Welcome everybody to the Path of Recognition exercises.

The topic of today is feature transforms.

During the meeting you can interrupt using the microphone or writing in the chat.

So if I see that... yes?

I would just ask you if it's possible to upload the solution because we want to also take notes on the solution.

If it's possible, I don't know.

Yes, yes, it is possible.

So normally when I give the session, I upload the solution after I give the presentation on Friday.

So after this session, I'm going to upload these slides.

And later when the video is processed, then I upload also the video in FAU TV.

Okay, thank you.

Okay.

So yeah, feel free to interrupt with the microphone.

And if I see that it starts to become a disaster, then we raise the hand.

But in the meanwhile, you can just interrupt or use the chat.

Although the chat is a bit more difficult for me because then I am like focused on the slides and then I have to also check the chat.

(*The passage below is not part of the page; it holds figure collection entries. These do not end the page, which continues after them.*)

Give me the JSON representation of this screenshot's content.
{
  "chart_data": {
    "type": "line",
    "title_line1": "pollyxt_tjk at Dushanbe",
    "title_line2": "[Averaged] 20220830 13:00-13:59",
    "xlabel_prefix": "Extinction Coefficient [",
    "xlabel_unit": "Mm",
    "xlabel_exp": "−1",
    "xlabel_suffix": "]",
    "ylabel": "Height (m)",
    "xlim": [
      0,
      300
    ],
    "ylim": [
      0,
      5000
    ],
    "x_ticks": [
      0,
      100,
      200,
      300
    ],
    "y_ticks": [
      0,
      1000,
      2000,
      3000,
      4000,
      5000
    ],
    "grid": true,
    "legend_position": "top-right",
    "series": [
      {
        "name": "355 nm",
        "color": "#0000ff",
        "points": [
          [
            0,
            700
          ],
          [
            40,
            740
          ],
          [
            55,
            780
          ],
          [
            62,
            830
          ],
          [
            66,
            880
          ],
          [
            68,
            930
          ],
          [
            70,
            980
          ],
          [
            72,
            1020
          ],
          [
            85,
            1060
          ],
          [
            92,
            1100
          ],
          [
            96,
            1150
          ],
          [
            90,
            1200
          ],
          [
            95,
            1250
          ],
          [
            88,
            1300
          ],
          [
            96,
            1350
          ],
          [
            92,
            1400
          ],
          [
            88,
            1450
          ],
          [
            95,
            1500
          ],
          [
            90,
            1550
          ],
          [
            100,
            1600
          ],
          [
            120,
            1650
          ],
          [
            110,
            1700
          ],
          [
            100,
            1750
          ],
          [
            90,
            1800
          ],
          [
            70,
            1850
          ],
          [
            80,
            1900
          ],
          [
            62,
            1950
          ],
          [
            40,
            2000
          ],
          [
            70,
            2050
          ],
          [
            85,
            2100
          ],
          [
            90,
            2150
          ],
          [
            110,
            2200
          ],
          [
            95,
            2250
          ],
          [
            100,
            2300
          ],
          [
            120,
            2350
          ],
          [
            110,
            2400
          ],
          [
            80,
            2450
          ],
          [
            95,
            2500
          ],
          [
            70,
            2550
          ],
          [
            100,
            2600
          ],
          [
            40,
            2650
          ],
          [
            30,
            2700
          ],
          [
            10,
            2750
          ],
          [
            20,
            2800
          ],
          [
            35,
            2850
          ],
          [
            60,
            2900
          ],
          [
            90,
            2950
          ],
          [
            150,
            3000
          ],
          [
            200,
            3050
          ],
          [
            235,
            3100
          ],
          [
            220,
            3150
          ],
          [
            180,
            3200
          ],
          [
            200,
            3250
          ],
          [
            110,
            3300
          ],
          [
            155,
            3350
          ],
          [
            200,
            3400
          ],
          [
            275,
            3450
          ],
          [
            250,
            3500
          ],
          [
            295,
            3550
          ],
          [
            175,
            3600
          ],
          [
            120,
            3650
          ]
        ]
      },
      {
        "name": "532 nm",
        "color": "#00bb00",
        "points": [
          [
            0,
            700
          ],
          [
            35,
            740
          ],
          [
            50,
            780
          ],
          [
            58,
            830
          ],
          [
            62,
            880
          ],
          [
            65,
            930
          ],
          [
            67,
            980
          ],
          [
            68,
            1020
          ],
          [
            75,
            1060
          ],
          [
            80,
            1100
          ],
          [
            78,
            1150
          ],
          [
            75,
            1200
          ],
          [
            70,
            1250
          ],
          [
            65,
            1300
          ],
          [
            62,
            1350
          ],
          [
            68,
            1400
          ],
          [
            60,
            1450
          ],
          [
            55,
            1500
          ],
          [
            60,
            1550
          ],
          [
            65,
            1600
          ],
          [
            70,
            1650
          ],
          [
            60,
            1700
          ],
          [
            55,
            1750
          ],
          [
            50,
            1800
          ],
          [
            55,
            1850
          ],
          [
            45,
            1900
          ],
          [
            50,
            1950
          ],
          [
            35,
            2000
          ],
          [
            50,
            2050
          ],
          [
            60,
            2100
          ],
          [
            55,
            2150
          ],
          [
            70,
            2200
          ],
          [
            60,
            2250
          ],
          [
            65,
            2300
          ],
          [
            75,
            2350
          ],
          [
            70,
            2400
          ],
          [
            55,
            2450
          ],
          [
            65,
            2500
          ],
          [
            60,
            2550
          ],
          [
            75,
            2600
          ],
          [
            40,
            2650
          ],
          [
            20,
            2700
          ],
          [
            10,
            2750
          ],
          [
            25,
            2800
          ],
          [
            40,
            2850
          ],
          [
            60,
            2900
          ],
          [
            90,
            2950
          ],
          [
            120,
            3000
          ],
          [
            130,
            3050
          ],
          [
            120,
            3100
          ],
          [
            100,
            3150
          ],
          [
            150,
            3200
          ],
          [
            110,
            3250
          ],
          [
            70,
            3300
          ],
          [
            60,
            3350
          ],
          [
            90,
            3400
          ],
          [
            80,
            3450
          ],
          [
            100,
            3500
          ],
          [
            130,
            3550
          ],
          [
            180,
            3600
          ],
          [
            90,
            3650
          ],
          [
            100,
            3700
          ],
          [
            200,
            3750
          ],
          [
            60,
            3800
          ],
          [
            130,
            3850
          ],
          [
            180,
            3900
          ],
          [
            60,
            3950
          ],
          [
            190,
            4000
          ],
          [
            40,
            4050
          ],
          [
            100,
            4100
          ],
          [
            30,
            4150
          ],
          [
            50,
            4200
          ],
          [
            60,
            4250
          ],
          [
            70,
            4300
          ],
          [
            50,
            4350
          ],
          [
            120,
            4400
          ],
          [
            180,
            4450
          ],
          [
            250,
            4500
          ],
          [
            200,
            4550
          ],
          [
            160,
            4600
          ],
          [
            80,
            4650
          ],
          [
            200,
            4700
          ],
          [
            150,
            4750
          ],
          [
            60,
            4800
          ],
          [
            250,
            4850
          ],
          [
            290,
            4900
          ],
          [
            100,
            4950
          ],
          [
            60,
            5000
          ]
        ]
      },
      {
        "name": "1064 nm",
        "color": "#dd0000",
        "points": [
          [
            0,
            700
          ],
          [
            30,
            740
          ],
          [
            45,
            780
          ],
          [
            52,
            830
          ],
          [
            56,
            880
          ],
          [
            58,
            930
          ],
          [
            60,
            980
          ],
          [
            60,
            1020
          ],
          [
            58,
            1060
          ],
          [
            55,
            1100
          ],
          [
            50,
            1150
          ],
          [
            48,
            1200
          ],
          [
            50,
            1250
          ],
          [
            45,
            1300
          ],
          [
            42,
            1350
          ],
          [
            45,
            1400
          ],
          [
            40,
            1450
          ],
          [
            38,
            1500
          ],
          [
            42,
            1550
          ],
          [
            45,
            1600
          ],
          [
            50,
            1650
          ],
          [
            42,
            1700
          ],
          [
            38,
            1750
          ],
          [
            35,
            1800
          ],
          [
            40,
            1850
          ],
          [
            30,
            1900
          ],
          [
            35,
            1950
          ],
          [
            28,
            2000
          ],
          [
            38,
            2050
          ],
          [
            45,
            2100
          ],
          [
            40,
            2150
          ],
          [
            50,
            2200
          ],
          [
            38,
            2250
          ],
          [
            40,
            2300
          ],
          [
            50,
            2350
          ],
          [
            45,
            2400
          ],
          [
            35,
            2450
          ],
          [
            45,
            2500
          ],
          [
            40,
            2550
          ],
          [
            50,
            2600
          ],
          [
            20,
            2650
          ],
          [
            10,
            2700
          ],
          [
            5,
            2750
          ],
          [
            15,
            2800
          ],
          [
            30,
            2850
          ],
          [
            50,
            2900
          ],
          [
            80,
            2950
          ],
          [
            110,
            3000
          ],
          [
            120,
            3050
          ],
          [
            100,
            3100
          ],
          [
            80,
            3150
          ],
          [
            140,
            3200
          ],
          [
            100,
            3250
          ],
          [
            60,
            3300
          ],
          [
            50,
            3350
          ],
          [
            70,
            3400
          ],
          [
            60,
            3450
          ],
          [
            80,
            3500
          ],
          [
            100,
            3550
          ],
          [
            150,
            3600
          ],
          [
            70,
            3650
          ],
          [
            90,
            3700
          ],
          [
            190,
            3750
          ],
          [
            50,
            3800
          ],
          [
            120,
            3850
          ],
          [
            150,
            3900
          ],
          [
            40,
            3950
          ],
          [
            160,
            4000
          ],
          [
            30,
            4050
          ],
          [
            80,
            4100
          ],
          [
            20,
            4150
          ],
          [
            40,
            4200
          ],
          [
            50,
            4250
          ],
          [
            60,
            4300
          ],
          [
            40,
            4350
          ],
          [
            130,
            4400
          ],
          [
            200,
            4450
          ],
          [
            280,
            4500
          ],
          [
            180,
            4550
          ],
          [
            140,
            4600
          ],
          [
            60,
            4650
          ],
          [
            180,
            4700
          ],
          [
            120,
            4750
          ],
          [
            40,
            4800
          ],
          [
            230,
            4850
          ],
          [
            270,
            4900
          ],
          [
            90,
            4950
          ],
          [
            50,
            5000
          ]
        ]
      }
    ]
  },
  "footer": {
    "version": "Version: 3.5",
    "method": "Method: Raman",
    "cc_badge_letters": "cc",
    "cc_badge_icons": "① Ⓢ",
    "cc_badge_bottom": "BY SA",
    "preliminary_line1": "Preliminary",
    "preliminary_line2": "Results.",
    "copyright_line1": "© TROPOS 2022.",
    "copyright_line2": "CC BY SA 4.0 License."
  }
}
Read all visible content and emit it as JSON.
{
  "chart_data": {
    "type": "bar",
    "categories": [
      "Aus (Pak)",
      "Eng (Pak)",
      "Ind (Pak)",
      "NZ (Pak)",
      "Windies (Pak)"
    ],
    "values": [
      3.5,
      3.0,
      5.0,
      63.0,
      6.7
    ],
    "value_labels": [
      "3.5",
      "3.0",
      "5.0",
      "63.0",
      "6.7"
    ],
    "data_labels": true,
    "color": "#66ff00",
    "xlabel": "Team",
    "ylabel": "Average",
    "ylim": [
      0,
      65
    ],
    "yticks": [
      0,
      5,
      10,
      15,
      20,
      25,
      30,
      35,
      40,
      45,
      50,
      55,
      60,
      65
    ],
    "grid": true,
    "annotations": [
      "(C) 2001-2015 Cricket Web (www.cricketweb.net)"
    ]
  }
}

But after each exercise, I will check the chat.

Okay.

So let's start with the first exercise.

And the first exercise, you can find the solutions in these two books that are recommended on the slides of the lecture as well.

And you can refer to these pages here.

So yeah, so if you want to later study these slides, you can also refer to these pages.

Okay. In this exercise, we will refresh your knowledge about singular value decomposition.

And first we are going to use C. So in the exercise A and B. So this one is composed, this first exercise is composed of three parts, A, B, and C.

And A and B, we will only see some equivalences that are going to help us to understand the exercise C that is the main objective of the exercise that I will explain later.

So the first exercise. So first, let's go through a reminder of what is singular value decomposition.

So singular value decomposition allows us to write any matrix as the product of these three matrices.

And these three matrices, so any matrix of size n by m is not restricted to that they have to be symmetric. So any matrix.

And then what is U, D, and V. So U is the eigenvectors of A by A transpose. And then, so because of these sizes, A and A transpose is an n by n matrix.

And the columns of the U matrix are going to cover the column space of A.

And D, the second matrix is given by this expression where the most important thing for you to remember is that the diagonal of this matrix is, are the eigenvalues of A by A transpose.

So,

okay, then the third matrix, the last one, are the eigenvectors of A transpose by A.

And then the size is n by m.

So, yeah, because the original matrix was n by m, then the A transpose by A is n by m.

And then we have that the columns in B, in this matrix B,

cover the row space of A, the original matrix.

So this is just like a reminder of what is singular value decomposition.

And so in the first part of the exercise, the question is, what is the relationship between SVD of a square matrix A and A by A transpose.

So first, A, so the singular value decomposition of A is given by this expression that is just the definition of SVD.

And then when we use A transpose,

we have to transpose this part.

So this part.

And we use this to distribute this transpose over these matrices.

And we use this property,

where the order of the matrices when applying a transpose are inverted. So now the last matrix is now the first one.

That's why here the order is inverted.

So this is only, so later you will see why we are going to use these expressions, this equality here.

But yeah, so this is for a later use. OK.

And then what we can say of this relationship between the singular value decomposition of a square matrix A and A transpose.